Dia menambahkan, "Leo punya kediaman, tapi nama Leo itu bukan nama sebenarnya, hanya julukan. Dia punya nama lain dalam istilah Jepang yang kuat."

"Tapi jika ini perselisihan antar klan, kenapa Noah tidak membantunya?" tanya Inei.

"Yang memegang kendali kediaman bukanlah Leo, tapi ada seseorang lain. Tapi aku tak tahu, apakah yang diserang itu kediaman atau malah dirinya. Jika yang diserang adalah dirinya sendiri, pastinya mereka juga akan mencariku dan menghabisi aku juga."

"Hah... Serius! Apa kau tidak takut?"

"Aku tak tahu soal itu... Bukankah Leo tak pernah menunjukkan rasa takutnya, seharusnya aku juga begitu," balas Noah.

"Haiz... Terserah kau, jika kau diserang, itu urusanmu," Inei pura-pura cuek. Noah hanya tersenyum kecil melihat sifatnya. Tak lama kemudian, beberapa orang bertubuh besar menghadang mereka.

"Yo..." Mereka menatap Noah dengan penuh ancaman. Seketika Noah terkejut dan langsung mendorong Inei.

"Ah..." Inei terjatuh.

"Noah, apa yang kau lakukan?!" Ia kesal namun segera terdiam karena melihat perut Noah yang tertusuk benda tajam.

"Inei... Lari!!" teriak Noah, namun kerahnya langsung ditarik dari belakang.

"Noah!!" Inei terkejut. Tempat itu sepi, tak ada orang lain. Di sanalah Noah dihabisi habis-habisan. Sebenarnya dia bisa melawan, tapi dia sudah terluka duluan karena melindungi Inei.

--

"Yah, begitulah sekiranya," kata Inei.

"Sangat aneh... Apa maksud Mas Noah soal kediaman? Apa itu kediaman?" Caise menatap bingung.

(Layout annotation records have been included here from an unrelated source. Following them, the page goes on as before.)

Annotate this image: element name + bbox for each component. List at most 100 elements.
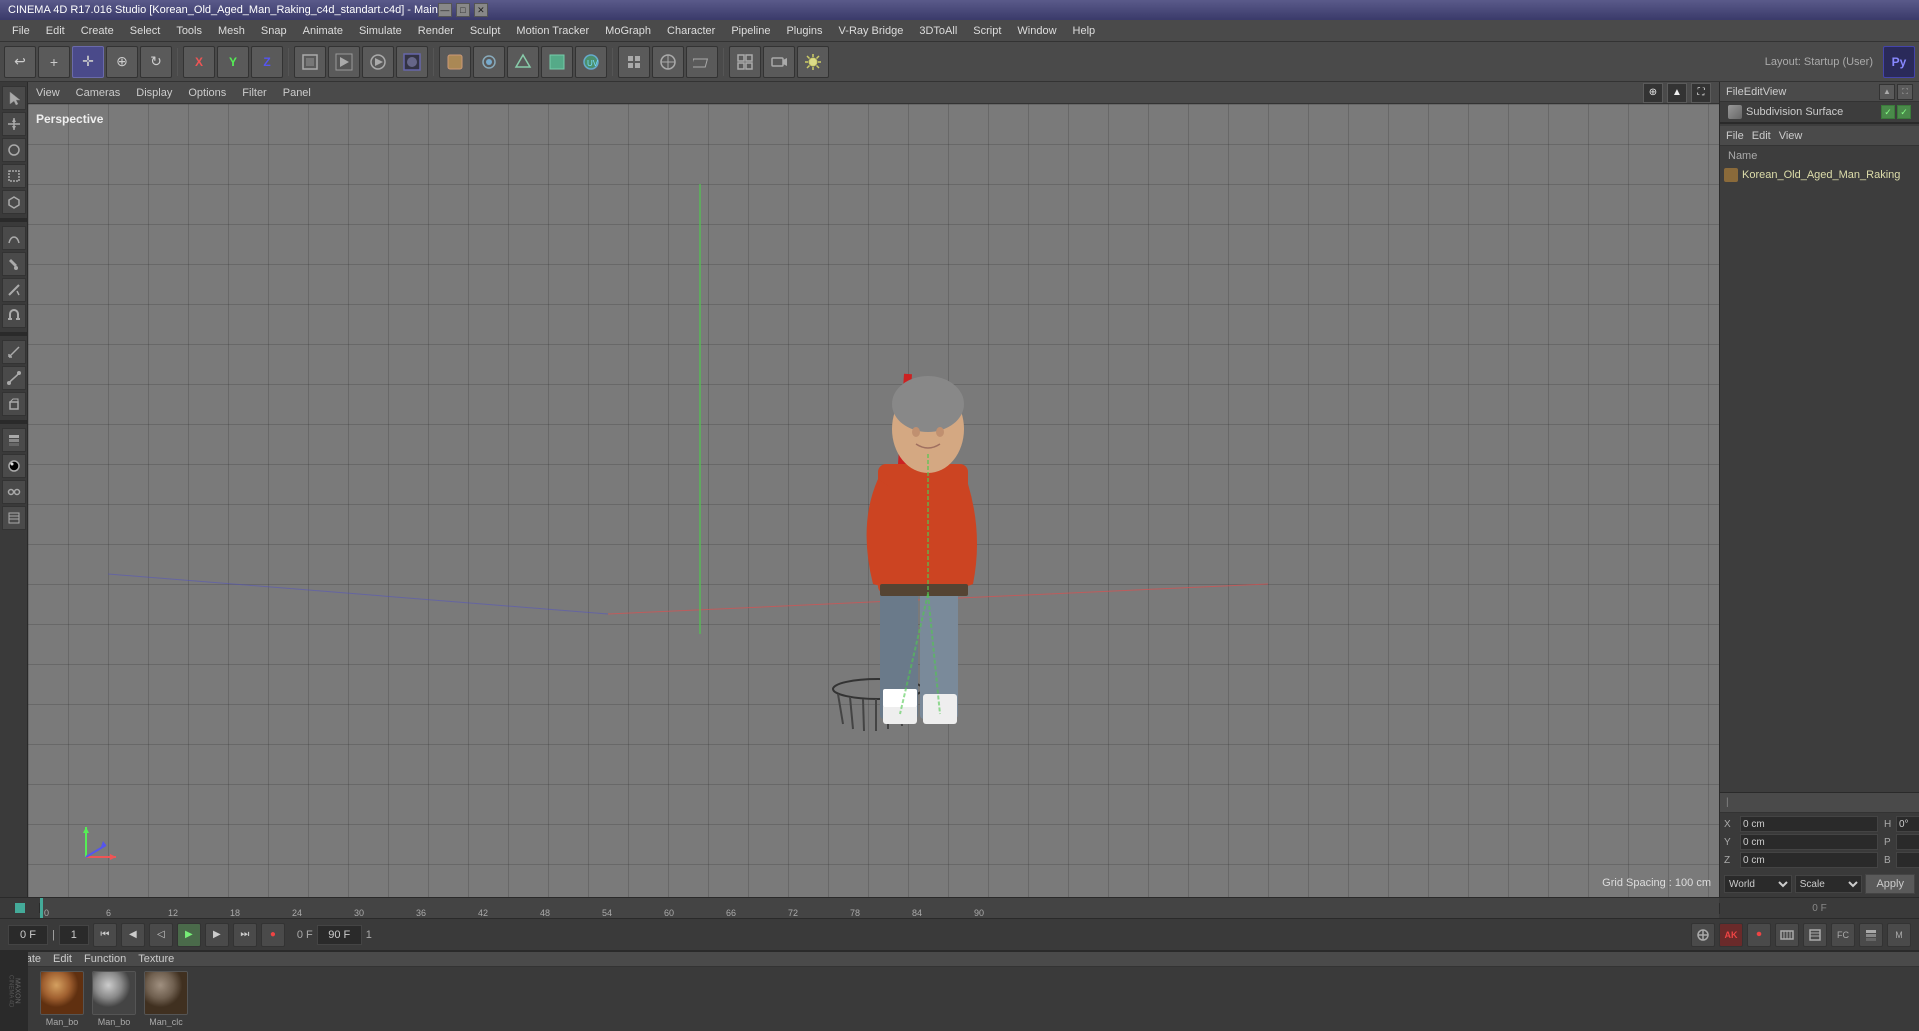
mat-texture-menu[interactable]: Texture bbox=[138, 953, 174, 965]
render-active-btn[interactable] bbox=[328, 46, 360, 78]
current-frame-input[interactable] bbox=[8, 925, 48, 945]
edge-mode-btn[interactable] bbox=[507, 46, 539, 78]
y-axis-btn[interactable]: Y bbox=[217, 46, 249, 78]
obj-mgr-view[interactable]: View bbox=[1763, 86, 1787, 98]
menu-vray[interactable]: V-Ray Bridge bbox=[831, 23, 912, 39]
move-tool-btn-left[interactable] bbox=[2, 112, 26, 136]
vp-menu-cameras[interactable]: Cameras bbox=[76, 87, 121, 99]
render-preview-btn[interactable] bbox=[362, 46, 394, 78]
subdiv-check-editor[interactable]: ✓ bbox=[1881, 105, 1895, 119]
menu-render[interactable]: Render bbox=[410, 23, 462, 39]
quantize-btn[interactable] bbox=[652, 46, 684, 78]
menu-sculpt[interactable]: Sculpt bbox=[462, 23, 509, 39]
undo-button[interactable]: ↩ bbox=[4, 46, 36, 78]
poly-select-btn[interactable] bbox=[2, 190, 26, 214]
close-button[interactable]: ✕ bbox=[474, 3, 488, 17]
timeline-ruler[interactable]: 0 6 12 18 24 30 36 42 48 54 60 66 72 78 … bbox=[40, 898, 1719, 918]
z-pos-input[interactable] bbox=[1740, 852, 1878, 868]
object-mode-btn[interactable] bbox=[439, 46, 471, 78]
menu-create[interactable]: Create bbox=[73, 23, 122, 39]
scale-tool-button[interactable]: ⊕ bbox=[106, 46, 138, 78]
obj-mgr-minimize[interactable]: ▲ bbox=[1879, 84, 1895, 100]
menu-mesh[interactable]: Mesh bbox=[210, 23, 253, 39]
menu-snap[interactable]: Snap bbox=[253, 23, 295, 39]
frame-step-input[interactable] bbox=[59, 925, 89, 945]
live-selection-btn[interactable] bbox=[2, 138, 26, 162]
menu-mograph[interactable]: MoGraph bbox=[597, 23, 659, 39]
y-pos-input[interactable] bbox=[1740, 834, 1878, 850]
obj-mgr-bottom-file[interactable]: File bbox=[1726, 130, 1744, 142]
rotate-tool-button[interactable]: ↻ bbox=[140, 46, 172, 78]
vp-menu-options[interactable]: Options bbox=[188, 87, 226, 99]
brush-tool-btn[interactable] bbox=[2, 252, 26, 276]
quad-view-btn[interactable] bbox=[729, 46, 761, 78]
object-manager-btn[interactable] bbox=[2, 506, 26, 530]
menu-tools[interactable]: Tools bbox=[168, 23, 210, 39]
transform-mode-dropdown[interactable]: Scale bbox=[1795, 875, 1863, 893]
layer-btn[interactable] bbox=[2, 428, 26, 452]
btn-morph[interactable]: M bbox=[1887, 923, 1911, 947]
spline-tool-btn[interactable] bbox=[2, 226, 26, 250]
menu-script[interactable]: Script bbox=[965, 23, 1009, 39]
mat-edit-menu[interactable]: Edit bbox=[53, 953, 72, 965]
btn-layer-mgr[interactable] bbox=[1859, 923, 1883, 947]
camera-btn[interactable] bbox=[763, 46, 795, 78]
magnet-btn[interactable] bbox=[2, 304, 26, 328]
btn-prev-frame[interactable]: ◀ bbox=[121, 923, 145, 947]
menu-help[interactable]: Help bbox=[1065, 23, 1104, 39]
extrude-btn[interactable] bbox=[2, 392, 26, 416]
move-tool-button[interactable]: ✛ bbox=[72, 46, 104, 78]
select-tool-btn[interactable] bbox=[2, 86, 26, 110]
menu-character[interactable]: Character bbox=[659, 23, 723, 39]
menu-animate[interactable]: Animate bbox=[295, 23, 351, 39]
menu-window[interactable]: Window bbox=[1009, 23, 1064, 39]
render-region-btn[interactable] bbox=[294, 46, 326, 78]
btn-play[interactable]: ▶ bbox=[177, 923, 201, 947]
shader-btn[interactable] bbox=[2, 454, 26, 478]
measure-btn[interactable] bbox=[2, 340, 26, 364]
material-swatch-1[interactable]: Man_bo bbox=[40, 971, 84, 1027]
h-rot-input[interactable] bbox=[1896, 816, 1919, 832]
xpresso-btn[interactable] bbox=[2, 480, 26, 504]
material-swatch-2[interactable]: Man_bo bbox=[92, 971, 136, 1027]
obj-mgr-edit[interactable]: Edit bbox=[1744, 86, 1763, 98]
vp-menu-filter[interactable]: Filter bbox=[242, 87, 266, 99]
light-btn[interactable] bbox=[797, 46, 829, 78]
snap-btn[interactable] bbox=[618, 46, 650, 78]
z-axis-btn[interactable]: Z bbox=[251, 46, 283, 78]
point-mode-btn[interactable] bbox=[473, 46, 505, 78]
obj-mgr-file[interactable]: File bbox=[1726, 86, 1744, 98]
vp-menu-display[interactable]: Display bbox=[136, 87, 172, 99]
btn-f-curve[interactable]: FC bbox=[1831, 923, 1855, 947]
btn-play-reverse[interactable]: ◁ bbox=[149, 923, 173, 947]
mat-function-menu[interactable]: Function bbox=[84, 953, 126, 965]
subdivision-surface-item[interactable]: Subdivision Surface ✓ ✓ bbox=[1720, 102, 1919, 122]
menu-3dtoall[interactable]: 3DToAll bbox=[911, 23, 965, 39]
menu-file[interactable]: File bbox=[4, 23, 38, 39]
x-axis-btn[interactable]: X bbox=[183, 46, 215, 78]
obj-mgr-expand[interactable]: ⛶ bbox=[1897, 84, 1913, 100]
btn-motion-clip[interactable] bbox=[1775, 923, 1799, 947]
menu-motion-tracker[interactable]: Motion Tracker bbox=[508, 23, 597, 39]
material-swatch-3[interactable]: Man_clc bbox=[144, 971, 188, 1027]
menu-pipeline[interactable]: Pipeline bbox=[723, 23, 778, 39]
pen-tool-btn[interactable] bbox=[2, 366, 26, 390]
menu-plugins[interactable]: Plugins bbox=[778, 23, 830, 39]
menu-edit[interactable]: Edit bbox=[38, 23, 73, 39]
btn-goto-end[interactable]: ⏭ bbox=[233, 923, 257, 947]
apply-button[interactable]: Apply bbox=[1865, 874, 1915, 894]
subdiv-check-render[interactable]: ✓ bbox=[1897, 105, 1911, 119]
btn-next-frame[interactable]: ▶ bbox=[205, 923, 229, 947]
b-rot-input[interactable] bbox=[1896, 852, 1919, 868]
timeline-position-marker[interactable] bbox=[40, 898, 43, 918]
btn-goto-start[interactable]: ⏮ bbox=[93, 923, 117, 947]
vp-expand-icon[interactable]: ⊕ bbox=[1643, 83, 1663, 103]
tree-item-model[interactable]: Korean_Old_Aged_Man_Raking bbox=[1720, 166, 1919, 184]
coord-system-dropdown[interactable]: World bbox=[1724, 875, 1792, 893]
interactive-render-btn[interactable] bbox=[396, 46, 428, 78]
btn-key-all[interactable] bbox=[1691, 923, 1715, 947]
maximize-button[interactable]: □ bbox=[456, 3, 470, 17]
playback-end-input[interactable] bbox=[317, 925, 362, 945]
viewport-3d[interactable]: Perspective bbox=[28, 104, 1719, 897]
polygon-mode-btn[interactable] bbox=[541, 46, 573, 78]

"Kediaman adalah suatu perkumpulan atau klan atau keluarga sedarah maupun tidak sedarah yang memiliki nama klan sendiri. Nama klan itu harus nama kuno dalam Jepang dan diresmikan sekarang. Misalnya di kalangan banyak orang, kediaman juga disebut dengan Yakuza," balas Inei.

"(Yakuza!!... Setahuku Yakuza lebih kejam daripada gengster manapun karena mereka memiliki jiwa yang kuat soal gaya bertarung dengan senjata maupun bela diri... Apa itu sebabnya Mas Noah memiliki aura bela diri yang kuat yang membuatnya tak takut menghadapi apa pun. Tapi bagaimana soal pemegang kediaman itu... Tidak mungkin Mas Leo akan terancam?)" Caise menjadi terdiam.

"Caise, apa kau tidak khawatir soal Tuan Leo?" tatap Inei.

"Um... Jika kau bilang begitu, aku mungkin juga khawatir."

"Haiz, dia memang keras kepala, apa kau memintanya untuk menyelidiki tentang Lilian?" tatap Noah dengan serius.

Seketika Caise terkejut, lalu dia mengangguk pelan. "Aku hanya menyarankan untuk mempelajari Lilian karena kondisi lingkungan Lilian berbeda dengan manusia... Apakah aku salah, apakah Mas Leo melakukan hal itu demi aku..." tatapnya.

"Tentu saja, tapi untuk saat ini, dia pasti masih bertikai dengan kediaman bangsat itu..." kata Noah.